Besonders problematisch jedoch sind die zahlreichen Bild- und Tonprobleme, mit denen der Mainzer Sender bislang immer wieder zu kämpfen hatte. Dies bekam auch die «ESC»-Siegerin Loreen bei ihrem Liveauftritt leidlich zu spüren, bei dem sie zeitweise kaum zu hören war und die Hintergrundmusik ebenfalls Probleme bereitete. Auch nach einer Woche hatte man diese Unzulänglichkeiten immer noch nicht im Griff, sodass sogar bei der Liveübertragung der Spiele regelmäßig der Ton ausfiel. Unter dieser desolaten Vorstellung der Technikabteilung des Senders litten neben den Fußballfans auch Müller-Hohenstein und Kahn. Denn obwohl die beiden ZDF-Gesichter generell gut interagieren und vor allem Kahn weiterhin eine gute Figur als Fußball-Experte abgibt, überschatteten die zahlreichen technischen Patzer diese Leistung.

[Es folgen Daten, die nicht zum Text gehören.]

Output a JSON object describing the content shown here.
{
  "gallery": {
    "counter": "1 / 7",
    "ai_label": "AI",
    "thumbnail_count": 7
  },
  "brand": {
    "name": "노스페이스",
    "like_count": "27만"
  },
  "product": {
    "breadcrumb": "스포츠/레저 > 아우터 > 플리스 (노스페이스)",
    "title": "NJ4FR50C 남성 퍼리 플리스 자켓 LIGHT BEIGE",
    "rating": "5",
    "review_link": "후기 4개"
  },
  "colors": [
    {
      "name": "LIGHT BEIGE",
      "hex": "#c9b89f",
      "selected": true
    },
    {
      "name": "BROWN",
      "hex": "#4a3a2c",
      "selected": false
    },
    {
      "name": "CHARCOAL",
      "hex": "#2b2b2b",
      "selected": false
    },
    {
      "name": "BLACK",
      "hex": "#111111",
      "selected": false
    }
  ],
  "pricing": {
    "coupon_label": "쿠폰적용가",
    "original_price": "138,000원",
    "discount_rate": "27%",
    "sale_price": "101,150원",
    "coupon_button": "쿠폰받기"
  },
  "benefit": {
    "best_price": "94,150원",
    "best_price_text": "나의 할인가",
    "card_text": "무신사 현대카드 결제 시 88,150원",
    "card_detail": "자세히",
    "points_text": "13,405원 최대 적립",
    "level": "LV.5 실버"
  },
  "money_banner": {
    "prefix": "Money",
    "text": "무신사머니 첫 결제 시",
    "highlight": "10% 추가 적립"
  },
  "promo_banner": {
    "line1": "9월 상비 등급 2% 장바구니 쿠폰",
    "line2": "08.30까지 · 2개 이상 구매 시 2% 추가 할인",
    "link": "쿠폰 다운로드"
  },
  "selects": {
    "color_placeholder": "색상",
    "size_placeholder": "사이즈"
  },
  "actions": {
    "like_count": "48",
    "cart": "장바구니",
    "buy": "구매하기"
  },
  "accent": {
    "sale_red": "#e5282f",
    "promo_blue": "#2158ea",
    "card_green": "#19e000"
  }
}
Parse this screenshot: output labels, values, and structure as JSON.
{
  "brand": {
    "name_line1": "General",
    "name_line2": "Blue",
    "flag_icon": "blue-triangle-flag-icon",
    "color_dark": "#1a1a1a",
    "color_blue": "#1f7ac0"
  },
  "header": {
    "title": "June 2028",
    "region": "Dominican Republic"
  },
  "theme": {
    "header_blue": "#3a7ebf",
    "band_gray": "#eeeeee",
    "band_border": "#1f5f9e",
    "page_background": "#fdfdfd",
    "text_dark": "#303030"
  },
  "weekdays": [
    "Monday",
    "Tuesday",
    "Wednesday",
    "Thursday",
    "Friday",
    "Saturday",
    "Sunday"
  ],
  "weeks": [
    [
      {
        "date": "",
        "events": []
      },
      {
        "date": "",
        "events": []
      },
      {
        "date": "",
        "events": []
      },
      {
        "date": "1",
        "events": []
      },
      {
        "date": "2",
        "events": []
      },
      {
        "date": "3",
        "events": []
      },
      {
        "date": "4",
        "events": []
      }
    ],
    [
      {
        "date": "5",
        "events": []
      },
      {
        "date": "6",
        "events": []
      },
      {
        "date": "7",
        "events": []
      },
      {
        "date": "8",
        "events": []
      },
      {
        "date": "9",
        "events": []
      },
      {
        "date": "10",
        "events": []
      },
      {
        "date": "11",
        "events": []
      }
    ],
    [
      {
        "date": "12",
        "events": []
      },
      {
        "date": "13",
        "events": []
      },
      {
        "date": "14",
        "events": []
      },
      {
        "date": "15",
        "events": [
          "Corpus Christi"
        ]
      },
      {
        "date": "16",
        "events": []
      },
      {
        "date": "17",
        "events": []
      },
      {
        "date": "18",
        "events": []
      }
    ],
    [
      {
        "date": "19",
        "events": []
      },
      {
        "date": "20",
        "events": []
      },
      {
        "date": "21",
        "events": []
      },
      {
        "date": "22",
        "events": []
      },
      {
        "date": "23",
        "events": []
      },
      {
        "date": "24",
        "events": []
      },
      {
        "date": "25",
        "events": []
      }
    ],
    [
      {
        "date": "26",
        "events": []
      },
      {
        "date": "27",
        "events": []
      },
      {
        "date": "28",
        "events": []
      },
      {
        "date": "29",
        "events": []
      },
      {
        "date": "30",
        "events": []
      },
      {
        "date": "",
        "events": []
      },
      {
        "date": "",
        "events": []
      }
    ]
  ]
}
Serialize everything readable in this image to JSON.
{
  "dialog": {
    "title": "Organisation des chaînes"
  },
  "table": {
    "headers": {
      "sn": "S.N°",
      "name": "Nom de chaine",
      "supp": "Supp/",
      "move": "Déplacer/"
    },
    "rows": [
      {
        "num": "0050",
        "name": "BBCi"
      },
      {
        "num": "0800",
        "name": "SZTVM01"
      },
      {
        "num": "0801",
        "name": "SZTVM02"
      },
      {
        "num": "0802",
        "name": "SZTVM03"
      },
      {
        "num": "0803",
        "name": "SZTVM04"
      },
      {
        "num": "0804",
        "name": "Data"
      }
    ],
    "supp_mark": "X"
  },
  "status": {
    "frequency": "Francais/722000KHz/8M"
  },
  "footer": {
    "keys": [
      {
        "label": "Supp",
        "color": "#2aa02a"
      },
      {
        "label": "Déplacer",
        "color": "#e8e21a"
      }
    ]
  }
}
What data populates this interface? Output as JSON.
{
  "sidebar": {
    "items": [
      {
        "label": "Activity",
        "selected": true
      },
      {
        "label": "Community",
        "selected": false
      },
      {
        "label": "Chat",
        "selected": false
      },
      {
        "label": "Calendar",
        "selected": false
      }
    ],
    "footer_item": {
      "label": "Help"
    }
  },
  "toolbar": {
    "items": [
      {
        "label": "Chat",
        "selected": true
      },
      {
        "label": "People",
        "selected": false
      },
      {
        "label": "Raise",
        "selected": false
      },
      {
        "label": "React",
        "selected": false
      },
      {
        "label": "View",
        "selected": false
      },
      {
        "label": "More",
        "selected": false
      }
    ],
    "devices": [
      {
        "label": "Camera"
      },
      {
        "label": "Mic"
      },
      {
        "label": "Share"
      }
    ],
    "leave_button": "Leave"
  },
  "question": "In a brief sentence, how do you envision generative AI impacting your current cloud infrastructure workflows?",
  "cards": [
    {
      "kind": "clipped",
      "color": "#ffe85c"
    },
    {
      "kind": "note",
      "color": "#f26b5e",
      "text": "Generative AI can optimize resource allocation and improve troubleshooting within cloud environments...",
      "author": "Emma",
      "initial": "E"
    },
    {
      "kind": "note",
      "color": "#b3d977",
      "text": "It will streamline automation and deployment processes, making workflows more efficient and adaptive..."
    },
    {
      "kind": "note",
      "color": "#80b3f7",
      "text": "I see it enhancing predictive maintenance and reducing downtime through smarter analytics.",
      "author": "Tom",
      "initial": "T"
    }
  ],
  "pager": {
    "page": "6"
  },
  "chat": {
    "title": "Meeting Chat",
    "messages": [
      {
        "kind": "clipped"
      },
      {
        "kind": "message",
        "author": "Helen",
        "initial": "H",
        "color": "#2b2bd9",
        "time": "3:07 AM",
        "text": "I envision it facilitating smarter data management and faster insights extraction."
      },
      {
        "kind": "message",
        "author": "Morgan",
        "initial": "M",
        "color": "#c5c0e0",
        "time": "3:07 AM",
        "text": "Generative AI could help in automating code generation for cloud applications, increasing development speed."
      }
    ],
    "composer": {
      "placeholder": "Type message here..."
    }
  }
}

Doch eine der größten Peinlichkeiten hatte ausnahmsweise einmal nichts mit Technikproblemen oder der fehlenden Stimmung auf Usedom zu tun, sondern mit dem einmal mehr gescheiterten Plan, krampfhaft das Internet in Fernsehübertragungen zu integrieren. So zwang man den sichtlich desinteressierten Oliver Kahn im Rahmen des täglichen Einfangens der "Stimmung in der Netzgemeinde" dazu, einen Twitter-Account anzulegen und anschließend einen Tweet in die große Welt des Worldwide Webs zu schicken. Unfreiwillig komisch wurde es jedoch, als die so genannte Online-Expertin auf den im Internet bereits hinlänglich bekannten Fake-Account von Harald Schmidt hereinfiel und darüber hinaus auch noch andere Twitter-Funktionen völlig falsch erklärte. Da dies auch noch ausgerechnet nach dem Spiel der deutschen Nationalmannschaft gegen Holland geschah, war der Spott der Online-Gemeinde riesig.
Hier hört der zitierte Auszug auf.